Erdoğan, İslam İşbirliği Teşkilatı bünyesinde 'Kadın Konferansı' kurulmasını önerdi.
Erdoğan, "Müslümanların kadın olarak kendi kadınlarının dertlerini ortaya koyabilecekleri bir konseyinin olması şarttır diye düşünüyorum. Kadınlarla ilgili sorunları biz mi konuşacağız? Bırakalım da onları hanımlar konuşsun" ifadelerini kullandı.

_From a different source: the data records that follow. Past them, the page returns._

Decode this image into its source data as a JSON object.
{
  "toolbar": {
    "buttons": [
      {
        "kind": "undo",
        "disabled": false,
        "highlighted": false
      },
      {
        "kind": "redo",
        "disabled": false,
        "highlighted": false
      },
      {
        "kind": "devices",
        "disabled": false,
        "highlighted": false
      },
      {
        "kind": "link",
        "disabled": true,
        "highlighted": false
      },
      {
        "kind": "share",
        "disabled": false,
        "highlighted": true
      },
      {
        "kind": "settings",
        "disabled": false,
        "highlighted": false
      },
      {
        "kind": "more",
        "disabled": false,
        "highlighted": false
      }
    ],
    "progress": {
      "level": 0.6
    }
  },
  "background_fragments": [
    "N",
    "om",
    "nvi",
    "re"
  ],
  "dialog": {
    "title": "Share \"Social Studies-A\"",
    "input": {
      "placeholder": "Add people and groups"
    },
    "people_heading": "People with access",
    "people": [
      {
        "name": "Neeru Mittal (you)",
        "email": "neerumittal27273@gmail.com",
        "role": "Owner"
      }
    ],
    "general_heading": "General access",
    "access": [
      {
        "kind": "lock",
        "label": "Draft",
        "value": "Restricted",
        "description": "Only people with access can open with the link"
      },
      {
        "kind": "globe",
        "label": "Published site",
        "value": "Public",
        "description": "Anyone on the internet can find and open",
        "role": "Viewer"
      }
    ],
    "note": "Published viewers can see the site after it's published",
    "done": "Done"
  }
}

Erdoğan'ın konuşmasından öne çıkanlar şöyle: "Zirve toplantımızın temasını oluşturan 'adalet' ve 'barış' kavramlarının içini doldurmakta, bunları müşahhas hale getirmekte acele etmeliyiz. Çünkü dünyanın dört bir yanından mağdurların, mazlumların çığlıkları yükseliyor.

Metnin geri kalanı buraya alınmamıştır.